The load cells used are bulky, expensive, and require a constant power source to operate. They are not suitable for portable systems where a large number of force points need to be monitored.

A team of engineers at the University of California, San Diego, has developed a lightweight ForceSticker device that works without batteries. It receives power wirelessly from radio waves, a mystical energy field.

ForceSticker consists of a capacitor and a radio frequency identification (RFID) sticker. The capacitor consists of a pair of copper strips with a thin sheet of polymer between them. When a force is applied to the sensor, the polymer is compressed, causing the conductive copper strips to come closer together and increasing the electrical charge in the capacitor.

The level of electrical charge changes the data transmitted by the RFID sticker. The data is read by a remote device, which provides the energy needed by the sticker to transmit the data.

However, the appropriate polymer sheet is selected for each application.
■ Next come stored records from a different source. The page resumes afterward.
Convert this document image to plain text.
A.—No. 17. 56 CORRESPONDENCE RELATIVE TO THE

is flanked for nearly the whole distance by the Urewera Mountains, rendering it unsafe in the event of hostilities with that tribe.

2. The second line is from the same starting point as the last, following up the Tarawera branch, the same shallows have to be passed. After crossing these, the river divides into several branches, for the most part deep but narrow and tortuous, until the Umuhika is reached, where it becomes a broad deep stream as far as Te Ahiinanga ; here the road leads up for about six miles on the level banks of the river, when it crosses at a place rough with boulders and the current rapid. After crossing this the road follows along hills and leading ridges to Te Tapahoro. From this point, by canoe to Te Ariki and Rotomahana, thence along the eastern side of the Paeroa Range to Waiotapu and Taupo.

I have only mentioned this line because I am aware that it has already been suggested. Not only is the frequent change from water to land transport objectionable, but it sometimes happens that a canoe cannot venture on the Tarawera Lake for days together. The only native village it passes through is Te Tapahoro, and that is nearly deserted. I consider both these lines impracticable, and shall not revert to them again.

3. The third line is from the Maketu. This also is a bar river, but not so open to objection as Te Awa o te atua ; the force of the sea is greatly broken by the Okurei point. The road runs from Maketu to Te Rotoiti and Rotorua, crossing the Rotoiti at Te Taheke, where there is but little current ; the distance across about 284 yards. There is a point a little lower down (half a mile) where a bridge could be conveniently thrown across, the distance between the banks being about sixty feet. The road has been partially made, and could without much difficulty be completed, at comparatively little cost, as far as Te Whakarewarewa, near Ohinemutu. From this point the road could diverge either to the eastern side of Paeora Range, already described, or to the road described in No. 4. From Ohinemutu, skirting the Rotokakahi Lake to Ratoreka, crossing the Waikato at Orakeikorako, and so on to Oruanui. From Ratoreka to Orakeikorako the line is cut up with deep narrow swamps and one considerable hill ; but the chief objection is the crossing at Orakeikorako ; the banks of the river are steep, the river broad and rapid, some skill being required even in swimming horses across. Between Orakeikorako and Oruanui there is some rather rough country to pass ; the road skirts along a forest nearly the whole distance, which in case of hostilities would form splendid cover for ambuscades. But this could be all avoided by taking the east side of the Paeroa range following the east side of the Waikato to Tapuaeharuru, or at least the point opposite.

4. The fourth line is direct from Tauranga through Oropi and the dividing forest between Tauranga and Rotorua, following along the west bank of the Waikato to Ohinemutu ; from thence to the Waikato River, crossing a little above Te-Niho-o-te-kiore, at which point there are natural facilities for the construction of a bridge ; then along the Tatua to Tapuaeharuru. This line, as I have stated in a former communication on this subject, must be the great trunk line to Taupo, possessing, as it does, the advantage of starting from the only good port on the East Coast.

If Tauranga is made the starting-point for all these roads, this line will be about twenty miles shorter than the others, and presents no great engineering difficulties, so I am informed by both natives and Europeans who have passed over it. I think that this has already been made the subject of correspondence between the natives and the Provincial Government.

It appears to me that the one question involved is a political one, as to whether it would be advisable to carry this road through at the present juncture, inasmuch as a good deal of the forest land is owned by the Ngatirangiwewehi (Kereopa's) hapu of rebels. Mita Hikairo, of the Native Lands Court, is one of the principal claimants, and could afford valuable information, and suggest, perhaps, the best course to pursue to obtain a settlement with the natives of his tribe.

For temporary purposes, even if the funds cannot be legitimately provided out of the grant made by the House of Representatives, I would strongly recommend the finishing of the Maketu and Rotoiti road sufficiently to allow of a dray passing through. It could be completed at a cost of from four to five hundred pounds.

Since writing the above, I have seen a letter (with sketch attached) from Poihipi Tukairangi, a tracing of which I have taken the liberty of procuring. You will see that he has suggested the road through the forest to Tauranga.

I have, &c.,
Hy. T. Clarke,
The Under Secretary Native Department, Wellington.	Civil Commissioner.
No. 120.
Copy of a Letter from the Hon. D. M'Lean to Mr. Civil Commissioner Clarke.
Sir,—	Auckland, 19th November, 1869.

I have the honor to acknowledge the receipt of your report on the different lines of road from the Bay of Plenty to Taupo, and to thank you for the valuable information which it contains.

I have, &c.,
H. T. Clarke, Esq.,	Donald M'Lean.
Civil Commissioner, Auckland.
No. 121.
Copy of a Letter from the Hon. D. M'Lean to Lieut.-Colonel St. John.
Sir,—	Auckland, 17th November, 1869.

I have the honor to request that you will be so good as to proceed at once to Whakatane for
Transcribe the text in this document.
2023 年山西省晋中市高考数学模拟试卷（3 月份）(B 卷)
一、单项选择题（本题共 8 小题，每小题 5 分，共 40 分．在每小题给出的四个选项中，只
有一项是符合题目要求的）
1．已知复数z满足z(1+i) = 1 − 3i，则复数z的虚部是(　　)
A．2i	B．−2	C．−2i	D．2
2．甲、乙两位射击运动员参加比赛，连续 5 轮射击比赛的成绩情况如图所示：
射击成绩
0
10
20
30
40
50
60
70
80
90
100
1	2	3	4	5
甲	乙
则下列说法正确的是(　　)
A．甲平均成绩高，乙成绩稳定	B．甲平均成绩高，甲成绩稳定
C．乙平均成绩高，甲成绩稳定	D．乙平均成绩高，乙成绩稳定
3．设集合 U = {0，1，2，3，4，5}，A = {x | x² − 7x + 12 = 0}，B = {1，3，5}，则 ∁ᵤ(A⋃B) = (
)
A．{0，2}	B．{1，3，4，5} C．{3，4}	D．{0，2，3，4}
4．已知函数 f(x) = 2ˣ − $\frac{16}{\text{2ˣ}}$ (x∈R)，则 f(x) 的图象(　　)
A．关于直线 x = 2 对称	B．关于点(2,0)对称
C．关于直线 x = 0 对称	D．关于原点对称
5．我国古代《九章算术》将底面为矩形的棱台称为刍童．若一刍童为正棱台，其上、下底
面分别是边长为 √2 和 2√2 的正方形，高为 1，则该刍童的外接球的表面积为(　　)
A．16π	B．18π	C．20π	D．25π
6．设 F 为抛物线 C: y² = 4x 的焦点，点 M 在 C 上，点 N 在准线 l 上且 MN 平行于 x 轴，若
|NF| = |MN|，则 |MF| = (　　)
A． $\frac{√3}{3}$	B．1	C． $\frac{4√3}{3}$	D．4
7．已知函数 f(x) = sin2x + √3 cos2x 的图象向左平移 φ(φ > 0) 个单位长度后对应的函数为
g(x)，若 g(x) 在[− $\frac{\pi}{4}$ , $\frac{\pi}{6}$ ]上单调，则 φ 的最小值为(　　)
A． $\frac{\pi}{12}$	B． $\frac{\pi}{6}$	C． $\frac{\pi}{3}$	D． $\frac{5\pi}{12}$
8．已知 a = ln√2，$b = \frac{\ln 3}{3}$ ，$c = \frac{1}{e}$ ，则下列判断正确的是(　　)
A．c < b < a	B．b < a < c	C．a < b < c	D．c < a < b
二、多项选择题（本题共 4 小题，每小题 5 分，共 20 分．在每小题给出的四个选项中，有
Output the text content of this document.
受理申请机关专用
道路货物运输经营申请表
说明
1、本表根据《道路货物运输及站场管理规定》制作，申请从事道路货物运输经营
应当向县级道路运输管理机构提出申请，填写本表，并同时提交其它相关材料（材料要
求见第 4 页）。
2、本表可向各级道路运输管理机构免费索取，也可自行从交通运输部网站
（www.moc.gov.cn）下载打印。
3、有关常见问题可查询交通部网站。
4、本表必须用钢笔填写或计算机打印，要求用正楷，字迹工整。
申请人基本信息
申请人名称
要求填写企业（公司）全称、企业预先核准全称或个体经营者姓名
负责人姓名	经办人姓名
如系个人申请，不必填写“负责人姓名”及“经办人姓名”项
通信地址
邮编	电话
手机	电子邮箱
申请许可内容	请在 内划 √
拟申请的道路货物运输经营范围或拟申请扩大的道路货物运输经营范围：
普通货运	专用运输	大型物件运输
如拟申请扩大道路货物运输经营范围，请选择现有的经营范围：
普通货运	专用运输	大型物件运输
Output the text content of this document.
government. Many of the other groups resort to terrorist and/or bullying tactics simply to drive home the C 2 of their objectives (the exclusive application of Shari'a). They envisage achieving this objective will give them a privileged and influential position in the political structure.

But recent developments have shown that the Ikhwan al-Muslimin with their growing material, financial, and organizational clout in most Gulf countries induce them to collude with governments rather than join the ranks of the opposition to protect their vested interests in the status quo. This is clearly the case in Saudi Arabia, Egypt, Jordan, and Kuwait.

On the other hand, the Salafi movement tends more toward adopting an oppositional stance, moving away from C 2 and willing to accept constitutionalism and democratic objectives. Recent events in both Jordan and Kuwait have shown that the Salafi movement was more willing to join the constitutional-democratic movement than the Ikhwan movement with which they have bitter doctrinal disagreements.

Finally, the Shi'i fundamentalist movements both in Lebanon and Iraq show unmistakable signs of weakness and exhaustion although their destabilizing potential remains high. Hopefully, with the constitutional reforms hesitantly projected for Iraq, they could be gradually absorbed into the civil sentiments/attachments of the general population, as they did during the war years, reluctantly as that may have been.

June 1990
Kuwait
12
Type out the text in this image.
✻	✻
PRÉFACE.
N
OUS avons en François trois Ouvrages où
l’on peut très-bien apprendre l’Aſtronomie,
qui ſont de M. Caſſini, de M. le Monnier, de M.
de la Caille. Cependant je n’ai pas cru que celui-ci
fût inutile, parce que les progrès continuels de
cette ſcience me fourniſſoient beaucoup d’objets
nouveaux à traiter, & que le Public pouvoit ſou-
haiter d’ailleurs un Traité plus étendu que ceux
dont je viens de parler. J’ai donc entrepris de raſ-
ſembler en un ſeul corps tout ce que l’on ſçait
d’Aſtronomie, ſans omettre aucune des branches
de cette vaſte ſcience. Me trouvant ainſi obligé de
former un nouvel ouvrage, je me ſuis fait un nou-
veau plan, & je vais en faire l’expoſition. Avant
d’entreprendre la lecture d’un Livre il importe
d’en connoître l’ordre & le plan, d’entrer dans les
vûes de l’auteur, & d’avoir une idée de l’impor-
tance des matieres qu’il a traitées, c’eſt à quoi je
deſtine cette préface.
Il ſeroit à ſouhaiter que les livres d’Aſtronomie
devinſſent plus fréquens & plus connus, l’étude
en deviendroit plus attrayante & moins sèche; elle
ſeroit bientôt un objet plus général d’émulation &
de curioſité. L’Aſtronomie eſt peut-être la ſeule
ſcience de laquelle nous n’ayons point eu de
Thinner sheets allow the ForceSticker to measure smaller forces, while thicker sheets are used to measure larger forces.

Experiments conducted by the researchers have shown that the sensors can be used in practice. They are highly durable and can be manufactured at a cost of less than two dollars. In the future, such sensors will be mounted on all sorts of objects to collect data. Currently, the team is thinking about how to simplify the reading of data from ForceSticker, they think to "tie" it to a smartphone, for convenience.